フランジャーとは?
ふらんじゃー
音を僅かにずらした信号と原音を混ぜることで生まれる、金属的でうねるような独特のサウンドエフェクトです。
フランジャー(Flanger)とは、原音と短い遅延をかけたコピー信号をミックスし、その遅延時間をゆっくり変化させることで生まれるエフェクトです。コム(くし)フィルタリングと呼ばれる周波数特性が生じ、特定の周波数が強調・打ち消される独特のうねりや「ジェット機が飛んでいくような」金属的サウンドが特徴です。

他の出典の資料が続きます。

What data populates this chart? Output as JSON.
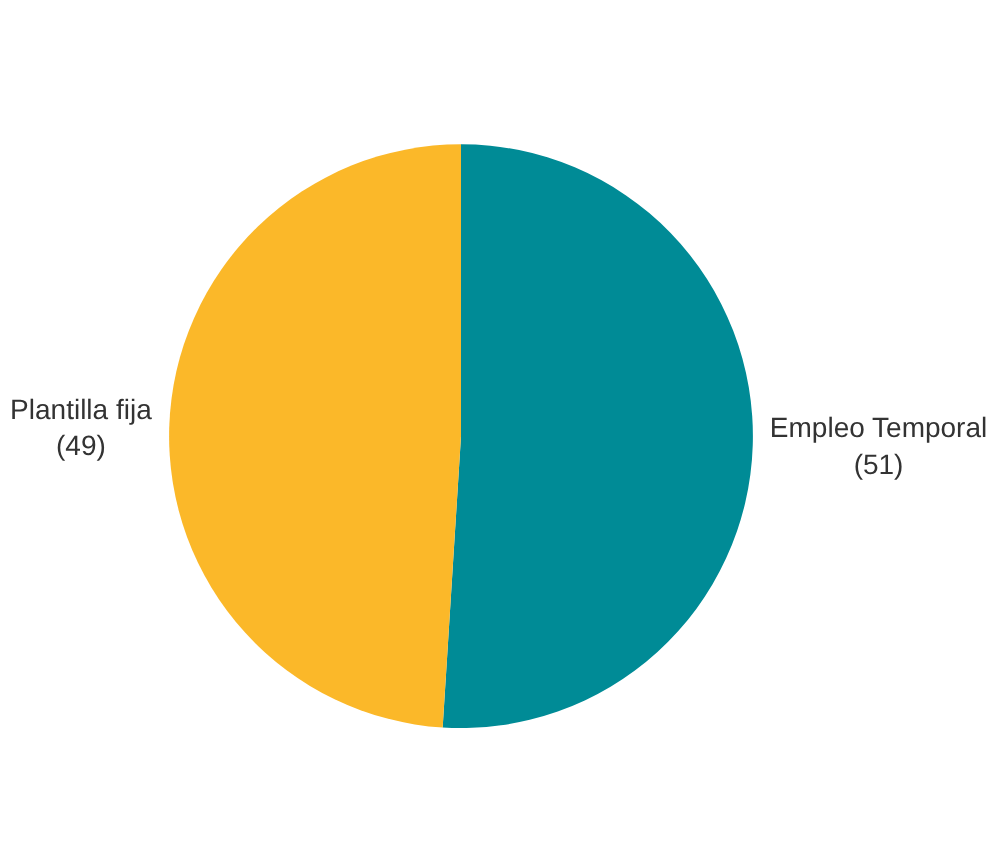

フランジャーの名前の由来は、アナログテープ時代の録音技法にさかのぼります。2台のテープレコーダーで同じ音を同時再生し、一方のテープリールのフランジ(縁)を指で押さえてわずかに遅らせることで生み出された効果をエフェクターとして再現したものです。
主なパラメーターは次のとおりです。
- レート:うねりの速さ(LFOの周波数)
- デプス(Depth):うねりの深さ(遅延時間の変化幅)
- フィードバック:処理後の信号を再入力する量。増やすほど金属感が強くなる
- ディレイタイム:基本となる遅延時間(1〜20ms程度)
1960〜70年代のロックやサイケデリックミュージックで多用され、ギター・ボーカル・シンセサイザーに独特の時空間的な揺らぎを与えます。現代のDTMでもモジュレーション系エフェクトとして広く使われています。
使い方・例文
エレキギターのクリーントーンにフランジャーをかけると、うねるような金属的な揺らぎが生まれ、1970年代のロックやファンクに特有のサウンドを演出できます。